Lau to JPost: We must preserve sanctity of Shabbat in Israel

"State rabbinical judges for conversion are as connected as anyone else to the Jewish people,” Lau says in criticism of new conversion courts.

David Lau
Ashkenazi Chief Rabbi David Lau spoke out strongly on Thursday in defense of the sanctity of Shabbat in the public realm and the rights of people who do not wish to work on the Sabbath, saying convenience stores and leisure activities open for some comes at a cost to others who are forced to work as a result.
His comments come following a series of incidents and disputes that have grabbed national headlines in recent weeks over the issue of Sabbath observance in the state.
Speaking to The Jerusalem Post, Lau addressed the recent tensions in Jerusalem following the declared intention of Mayor Nir Barkat’s administration to enforce the closure of convenience stores in the city center.
The rabbi said there is no real need for such stores to be open on Shabbat and that people should be able to buy their necessities in advance.
“There are special times when grocery stores are closed – on Independence Day, on Yom Kippur – can we not get by and prepare ahead of time and buy milk and diapers in advance? Do you always need someone to be available for you because you forgot some oil?” he said.
Lau also argued that opening leisure and recreation activities on Shabbat for the non-observant public to enjoy means other people have to work on the Sabbath.
“A Jewish and democratic state cannot ignore the fact that it is indeed a Jewish state,” said the chief rabbi. “Shabbat is a symbol and we shouldn’t be ashamed of it.
The Jewish people are the ones who taught the whole world that a day of rest is healthy for the soul.
“People call this the Holy Land, they are aware that there is a an extra value in this place, so why do we need always need to find ways to reduce this special value.
Lau also addressed the controversy over the establishment of a new network of rabbinical courts for conversion independent of the state system.
Earlier this month, a group of mainstream national religious rabbis established the new system, specifically designed to convert minors – under the age 12 for girls and under 13 for boys – whose parents came from the former Soviet Union under the Law of Return but whose mothers are not Jewish and, therefore, are not considered Jewish according to Jewish law.
The new courts are designed to prevent future interfaith marriages between this population and Jewish Israelis by converting children, with parental consent, which is a less complex process than conversion for adults.
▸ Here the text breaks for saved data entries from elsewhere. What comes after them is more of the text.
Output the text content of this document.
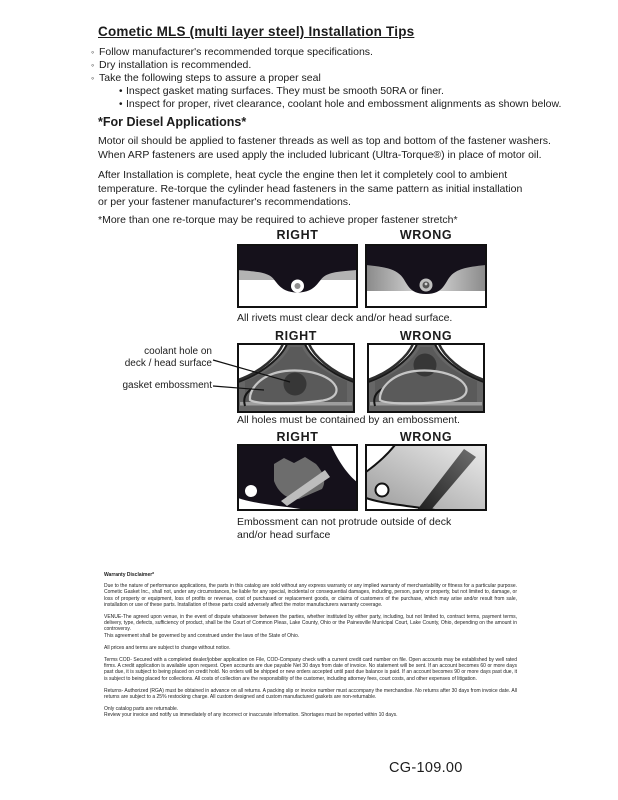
Cometic MLS (multi layer steel) Installation Tips
◦ Follow manufacturer's recommended torque specifications.
◦ Dry installation is recommended.
◦ Take the following steps to assure a proper seal
• Inspect gasket mating surfaces. They must be smooth 50RA or finer.
• Inspect for proper, rivet clearance, coolant hole and embossment alignments as shown below.
*For Diesel Applications*
Motor oil should be applied to fastener threads as well as top and bottom of the fastener washers.
When ARP fasteners are used apply the included lubricant (Ultra-Torque®) in place of motor oil.
After Installation is complete, heat cycle the engine then let it completely cool to ambient
temperature. Re-torque the cylinder head fasteners in the same pattern as initial installation
or per your fastener manufacturer's recommendations.
*More than one re-torque may be required to achieve proper fastener stretch*
RIGHT	WRONG
All rivets must clear deck and/or head surface.
RIGHT	WRONG
coolant hole on
deck / head surface
gasket embossment
All holes must be contained by an embossment.
RIGHT	WRONG
Embossment can not protrude outside of deck
and/or head surface
Warranty Disclaimer*

Due to the nature of performance applications, the parts in this catalog are sold without any express warranty or any implied warranty of merchantability or fitness for a particular purpose. Cometic Gasket Inc., shall not, under any circumstances, be liable for any special, incidental or consequential damages, including, person, party or property, but not limited to, damage, or loss of property or equipment, loss of profits or revenue, cost of purchased or replacement goods, or claims of customers of the purchase, which may arise and/or result from sale, installation or use of these parts. Installation of these parts could adversely affect the motor manufacturers warranty coverage.

VENUE-The agreed upon venue, in the event of dispute whatsoever between the parties, whether instituted by either party, including, but not limited to, contract terms, payment terms, delivery, type, defects, sufficiency of product, shall be the Court of Common Pleas, Lake County, Ohio or the Painesville Municipal Court, Lake County, Ohio, depending on the amount in controversy.

This agreement shall be governed by and construed under the laws of the State of Ohio.

All prices and terms are subject to change without notice.

Terms COD- Secured with a completed dealer/jobber application on File, COD-Company check with a current credit card number on file. Open accounts may be established by well rated firms. A credit application is available upon request. Open accounts are due payable Net 30 days from date of invoice. No statement will be sent. If an account becomes 60 or more days past due, it is subject to being placed on credit hold. No orders will be shipped or new orders accepted until past due balance is paid. If an account becomes 90 or more days past due, it is subject to being placed for collections. All costs of collection are the responsibility of the customer, including attorney fees, court costs, and other expenses of litigation.

Returns- Authorized (RGA) must be obtained in advance on all returns. A packing slip or invoice number must accompany the merchandise. No returns after 30 days from invoice date. All returns are subject to a 25% restocking charge. All custom designed and custom manufactured gaskets are non-returnable.

Only catalog parts are returnable.

Review your invoice and notify us immediately of any incorrect or inaccurate information. Shortages must be reported within 10 days.

CG-109.00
Lau criticized the rabbis who established the system, saying that what he described as their presumption that the rabbinical judges of the state system were unaware of the issues facing the Jewish people was not fair.
“To say that the rabbinical judges on the conversion courts are not connected to the Jewish people is an injustice. Two-thirds of the rabbinical judges were officers in the IDF. This means they live with the Jewish people and are aware of what is happening among them no less than others.”
Lau’s comments were a reference to the fact that 20 of the rabbinical judges on the state conversion system are considered to be from the national-religious sector.
He also questioned, as he has in the past, the stipulations of the Law of Return which allow someone with one Jewish grandparent to gain Israeli citizenship.
“Whether we should have brought them here is another question. But maybe it’s time to change the definition in the law of return allowing the grandchild of a jew to come, people who have no affinity to Judaism apart from the fact that their grandfather was Jewish. Maybe its time to change that.”
The chief rabbi said that instead of focusing on conversion, the biggest efforts should be put into helping the Jewish immigrants from the former Soviet Union clarify their Jewish status.
For many of these immigrants, and their children, proving that they are Jewish can be extremely difficult because of the absence of religious documentation such as Jewish marriage certificates, due to the Communist suppression of religion in the former USSR.
“The struggle that is upon us is to clarify Jewish status,” said Lau. “We need to go to every archive in eastern Europe, to go to all the cemeteries in eastern Europe, to interview the grandparents before it is too late.”
Following the chief rabbi’s comments, two of the founders of the new Giur K’halacha conversion courts network, Rabbi David Stav, municipal chief rabbi of Shoham, and Rabbi Seth Farber, director of the ITIM religious services advisory group, criticized Lau’s attitude toward the new system.
“The problem is not the rabbinical judges, the problem is the policies that stem from the chief rabbis. The chief rabbis lack the broad shoulders that their predecessors had,” said Stav.
“Rabbi Ovadia Yosef and Rabbi Shlomo Goren knew how to solve problems, not to put their heads in the sand. Unfortunately, the chief rabbinate is not in touch with the realities of the Jewish world. Even if 20 percent of the immigrant families are uninterested in conversion, that still leaves more than 300,000 individuals who see themselves as Jewish but are rejected by the rabbinate. The alternative rabbinical courts are the only hope for these people.”